Your Straw Is Not The Only Reason Turtles Are Dying.

By Alyssa Rodrigo

Your Straw Is Not The Only Reason Turtles Are Dying.

Pubs, restaurants, and your local burger joint alike are going through a break-up. The beloved plastic straw, in all its multicoloured and bendy convenience, is on its way out. Its rebound? Paper and biodegradable straws, and, if you’re lucky, those sexy metal ones that hurt your teeth. It’s true, plastic straws are bad for the environment, and they’re especially bad for unsuspecting turtles and birds. But, they’re also far from our only concern.

The recent removal of the common plastic straw from venues is well intentioned and falls within a greater logic that as consumers and individuals, we must be cognizant of our own contribution to global pollution and the rising tide of climate change. And for many, this transition away from single-use plastic products is easy. However, for people with disabilities, the seemingly arbitrary removal of a straw makes life a lot more difficult. Widely accessible plastic straws are an important tool in the day to day life of people with disabilities. Straws are helpful for those who cannot lift the weight of a full cup, can act as a conduit for people who have difficulty craning their neck over a drink, and can help when one needs to swallow their medication with liquid. Straws, in the case of people with a disability, are not a luxury, they are a necessity. Eco-friendly straws melt in hot liquids, and metal straws can be dangerous for people who may have biting issues. Additionally, the discussion surrounding the removal of plastic straws not only lacks a consideration for people with disabilities, but also a connection and focus from a greater, far more potent contributor to climate change and pollution—companies.

Even if every single person on earth ceased to use plastic straws, transitioned to canvas shopping bags, and carried around re-usable water bottles, the onslaught of global warming and the mass extinction of marine species would remain inexorable.

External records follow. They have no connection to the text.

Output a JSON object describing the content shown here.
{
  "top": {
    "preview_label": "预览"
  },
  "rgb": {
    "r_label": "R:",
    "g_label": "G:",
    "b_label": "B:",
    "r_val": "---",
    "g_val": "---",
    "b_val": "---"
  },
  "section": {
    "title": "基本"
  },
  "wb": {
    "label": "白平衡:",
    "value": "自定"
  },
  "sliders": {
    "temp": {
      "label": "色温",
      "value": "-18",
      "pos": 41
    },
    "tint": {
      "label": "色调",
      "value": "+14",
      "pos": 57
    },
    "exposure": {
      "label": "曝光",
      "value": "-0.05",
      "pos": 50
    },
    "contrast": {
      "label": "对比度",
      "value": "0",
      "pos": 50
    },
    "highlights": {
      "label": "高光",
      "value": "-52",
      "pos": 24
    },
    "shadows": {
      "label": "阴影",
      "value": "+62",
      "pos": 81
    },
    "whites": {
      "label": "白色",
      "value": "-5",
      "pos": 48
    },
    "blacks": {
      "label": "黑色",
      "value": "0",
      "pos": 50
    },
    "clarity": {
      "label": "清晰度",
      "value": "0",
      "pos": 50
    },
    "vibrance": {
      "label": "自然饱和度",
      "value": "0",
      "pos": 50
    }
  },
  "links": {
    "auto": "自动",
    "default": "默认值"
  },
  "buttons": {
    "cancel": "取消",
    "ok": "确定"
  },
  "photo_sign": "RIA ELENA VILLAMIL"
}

According to the findings of two Australian scientists, even if all the plastic straws in the world drifted into our oceans, it would still only account for 0.003% of 8 million metric tonnes of plastic estimated to enter the water this year. While our focus veers to single-use plastic consumption, our attention is diverted away from fishing companies, for example, who are responsible for 640,000 tonnes of discarded plastic fishing nets in the ocean each year. Because of this, over 100,000 whales, dolphins, and other marine life become entangled in nets each year. According to a report by World Animal Protection, abandoned nets have been found to kill marine life up to four times more than all plastic debris in the ocean combined. The narrative that the atomized actions of the individual is enough to substantiate change in a dying planet is deeply flawed.

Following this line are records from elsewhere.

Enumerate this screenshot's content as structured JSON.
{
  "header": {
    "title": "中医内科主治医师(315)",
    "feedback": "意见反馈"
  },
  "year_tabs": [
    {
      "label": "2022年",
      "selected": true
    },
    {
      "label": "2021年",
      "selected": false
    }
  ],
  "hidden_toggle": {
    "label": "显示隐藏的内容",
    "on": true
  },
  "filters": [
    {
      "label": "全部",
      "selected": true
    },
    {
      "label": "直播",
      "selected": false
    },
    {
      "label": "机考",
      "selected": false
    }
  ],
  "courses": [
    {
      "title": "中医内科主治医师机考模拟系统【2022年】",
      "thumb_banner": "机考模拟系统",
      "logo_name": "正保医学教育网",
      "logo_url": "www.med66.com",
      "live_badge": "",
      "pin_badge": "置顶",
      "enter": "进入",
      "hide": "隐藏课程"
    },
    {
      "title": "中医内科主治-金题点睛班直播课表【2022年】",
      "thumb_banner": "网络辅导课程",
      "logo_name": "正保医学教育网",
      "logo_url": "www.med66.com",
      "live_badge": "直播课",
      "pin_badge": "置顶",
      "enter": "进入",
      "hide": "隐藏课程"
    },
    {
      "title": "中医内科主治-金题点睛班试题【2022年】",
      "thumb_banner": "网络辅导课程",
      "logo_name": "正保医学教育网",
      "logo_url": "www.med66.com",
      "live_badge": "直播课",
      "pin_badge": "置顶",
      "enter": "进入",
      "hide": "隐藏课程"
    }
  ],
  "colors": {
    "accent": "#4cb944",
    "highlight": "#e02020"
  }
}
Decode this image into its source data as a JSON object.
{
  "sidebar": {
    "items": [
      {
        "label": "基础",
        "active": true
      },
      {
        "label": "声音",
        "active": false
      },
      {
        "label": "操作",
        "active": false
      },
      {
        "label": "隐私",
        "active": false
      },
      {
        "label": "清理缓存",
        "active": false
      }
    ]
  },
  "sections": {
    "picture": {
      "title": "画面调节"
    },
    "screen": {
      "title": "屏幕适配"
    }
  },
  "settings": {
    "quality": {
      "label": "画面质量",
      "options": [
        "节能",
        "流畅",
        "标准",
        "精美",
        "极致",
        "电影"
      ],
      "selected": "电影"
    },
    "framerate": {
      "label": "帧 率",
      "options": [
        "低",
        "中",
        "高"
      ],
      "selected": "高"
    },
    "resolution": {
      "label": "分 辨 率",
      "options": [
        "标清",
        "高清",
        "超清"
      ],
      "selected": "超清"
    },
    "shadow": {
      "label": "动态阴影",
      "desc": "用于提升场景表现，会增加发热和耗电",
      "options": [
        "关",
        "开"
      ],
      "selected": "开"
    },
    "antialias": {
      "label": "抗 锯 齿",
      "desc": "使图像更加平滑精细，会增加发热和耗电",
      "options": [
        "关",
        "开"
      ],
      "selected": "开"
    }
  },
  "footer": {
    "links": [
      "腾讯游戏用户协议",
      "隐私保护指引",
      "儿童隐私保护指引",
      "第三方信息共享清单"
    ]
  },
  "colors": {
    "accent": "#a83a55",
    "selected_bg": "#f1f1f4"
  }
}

As was revealed in an investigation by InsideClimate News in 2015, the multinational gas and oil giant ExxonMobil knew about climate change and its effects as far back as the 70s. Instead of using this vital information to quell the predicted rise in sea levels and the devastating impact of carbon pollution, the company invested $30 million in think tanks to systematically spread doubt about climate science. In 1978, one of ExxonMobil’s senior scientists, James Black told an audience of board members that “the most likely manner in which mankind is influencing the global climate is through carbon dioxide release from the burning of fossil fuels.” He wrote, again in 1978, “that man has a time window of five to ten years before the need for hard decisions regarding changes in energy strategies might become critical.”

The decision of one company and their greed for profit has meant that the world has lost crucial decades which could have been spent diverting economies to a more sustainable future. Had this information been utilised, the Great Barrier Reef might have continued to flourish, permafrost in Siberia might have remained unthawed, and future generations might have had the opportunity to live in a world bereft of toxic carbon pollution.

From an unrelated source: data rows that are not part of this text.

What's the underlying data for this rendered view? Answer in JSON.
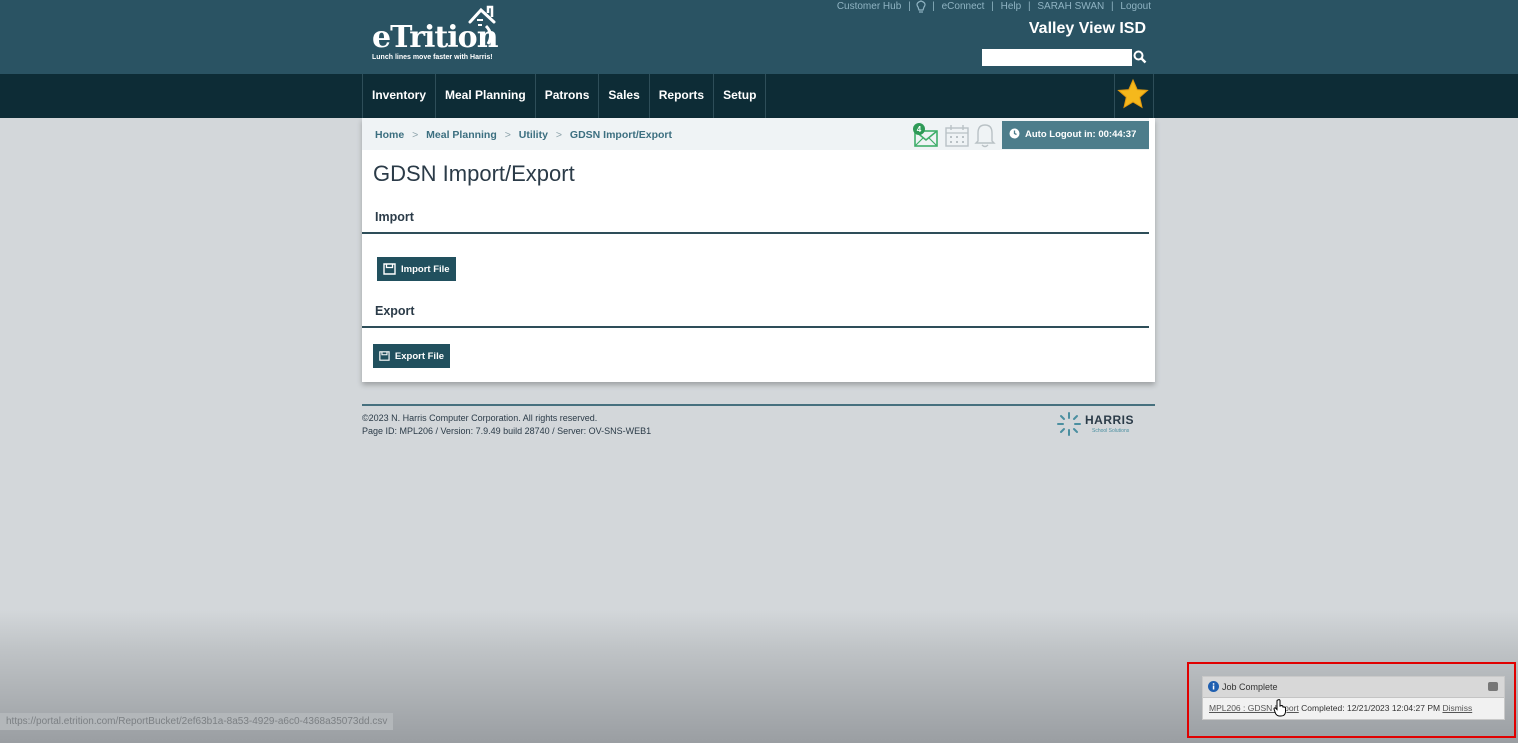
{
  "header": {
    "logo_text": "eTrition",
    "logo_tagline": "Lunch lines move faster with Harris!",
    "top_links": [
      "Customer Hub",
      "eConnect",
      "Help",
      "SARAH SWAN",
      "Logout"
    ],
    "district": "Valley View ISD",
    "search": {
      "value": "",
      "placeholder": ""
    }
  },
  "nav": {
    "items": [
      "Inventory",
      "Meal Planning",
      "Patrons",
      "Sales",
      "Reports",
      "Setup"
    ]
  },
  "breadcrumb": [
    "Home",
    "Meal Planning",
    "Utility",
    "GDSN Import/Export"
  ],
  "breadcrumb_separator": ">",
  "notifications": {
    "mail_count": "4"
  },
  "auto_logout": "Auto Logout in: 00:44:37",
  "page": {
    "title": "GDSN Import/Export",
    "import_heading": "Import",
    "import_button": "Import File",
    "export_heading": "Export",
    "export_button": "Export File"
  },
  "footer": {
    "copyright": "©2023 N. Harris Computer Corporation. All rights reserved.",
    "page_id": "Page ID: MPL206 / Version: 7.9.49 build 28740 / Server: OV-SNS-WEB1",
    "company": "HARRIS",
    "company_sub": "School Solutions"
  },
  "status_url": "https://portal.etrition.com/ReportBucket/2ef63b1a-8a53-4929-a6c0-4368a35073dd.csv",
  "toast": {
    "title": "Job Complete",
    "job_link": "MPL206 : GDSN Import",
    "message": "Completed: 12/21/2023 12:04:27 PM",
    "dismiss": "Dismiss"
  },
  "colors": {
    "header": "#2a5363",
    "nav": "#0d2c36",
    "button": "#21505e",
    "highlight": "#e00000"
  }
}
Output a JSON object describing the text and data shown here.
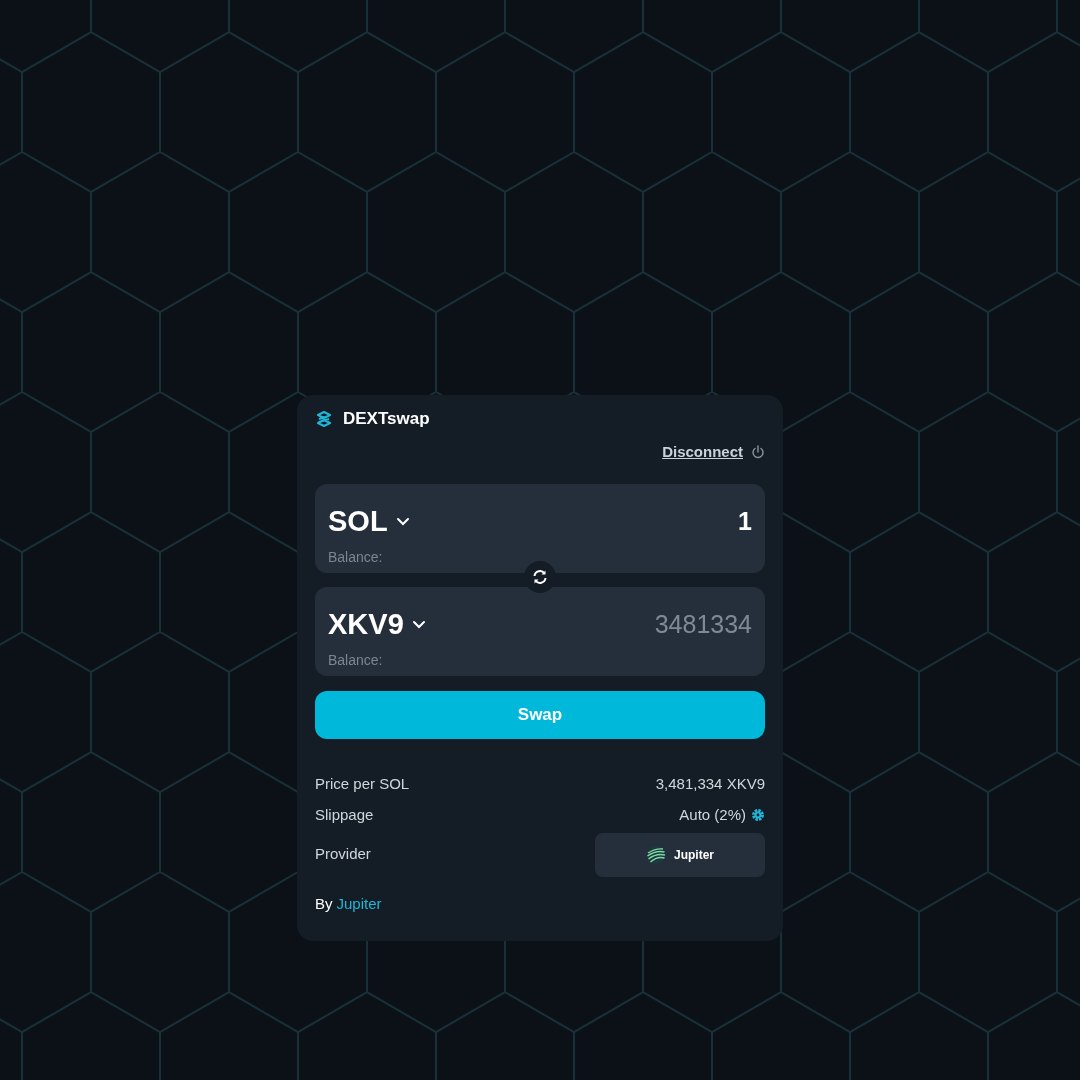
{
  "brand": {
    "name": "DEXTswap"
  },
  "disconnect": {
    "label": "Disconnect"
  },
  "swap_fields": [
    {
      "token": "SOL",
      "amount": "1",
      "balance_label": "Balance:",
      "readonly": false
    },
    {
      "token": "XKV9",
      "amount": "3481334",
      "balance_label": "Balance:",
      "readonly": true
    }
  ],
  "swap_button": {
    "label": "Swap"
  },
  "details": [
    {
      "kind": "text",
      "label": "Price per SOL",
      "value": "3,481,334 XKV9"
    },
    {
      "kind": "setting",
      "label": "Slippage",
      "value": "Auto (2%)"
    },
    {
      "kind": "provider",
      "label": "Provider",
      "value": "Jupiter"
    }
  ],
  "footer": {
    "prefix": "By",
    "link": "Jupiter"
  }
}
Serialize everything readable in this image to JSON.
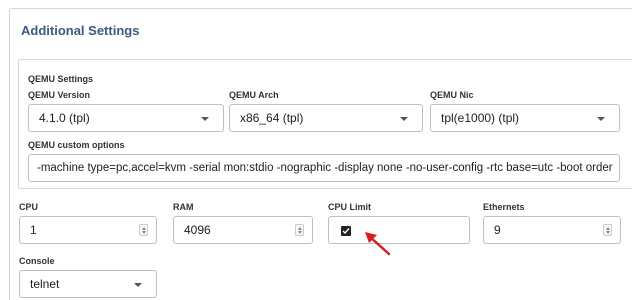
{
  "panel": {
    "title": "Additional Settings"
  },
  "qemu": {
    "section_label": "QEMU Settings",
    "version": {
      "label": "QEMU Version",
      "value": "4.1.0 (tpl)"
    },
    "arch": {
      "label": "QEMU Arch",
      "value": "x86_64 (tpl)"
    },
    "nic": {
      "label": "QEMU Nic",
      "value": "tpl(e1000) (tpl)"
    },
    "custom_options": {
      "label": "QEMU custom options",
      "value": "-machine type=pc,accel=kvm -serial mon:stdio -nographic -display none -no-user-config -rtc base=utc -boot order"
    }
  },
  "cpu": {
    "label": "CPU",
    "value": "1"
  },
  "ram": {
    "label": "RAM",
    "value": "4096"
  },
  "cpu_limit": {
    "label": "CPU Limit",
    "checked": true
  },
  "ethernets": {
    "label": "Ethernets",
    "value": "9"
  },
  "console": {
    "label": "Console",
    "value": "telnet"
  },
  "colors": {
    "title": "#3d5a80",
    "arrow": "#d62020",
    "border": "#b9c1c8"
  },
  "icons": {
    "select_caret": "chevron-down-icon",
    "spinner": "spinner-icon",
    "check": "check-icon",
    "annotation": "red-arrow-icon"
  }
}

And yet, here we are, 40 years after Black’s discovery, hoping that removing straws, plastic bags, and water bottles from our daily consumption will be enough to save our planet. And still, Turnbull and his coalition have their eyes set on the Adani coal mine, with Bill Shorten sitting comfortably on the fence.

It is easy, as individuals, to turn inwards and reflect on our own behaviours and how we might contribute to a more sustainable planet. And whilst individual action is important, it has to be linked to a greater, collective effort to hold companies and governments accountable for their indifference and inaction towards climate change.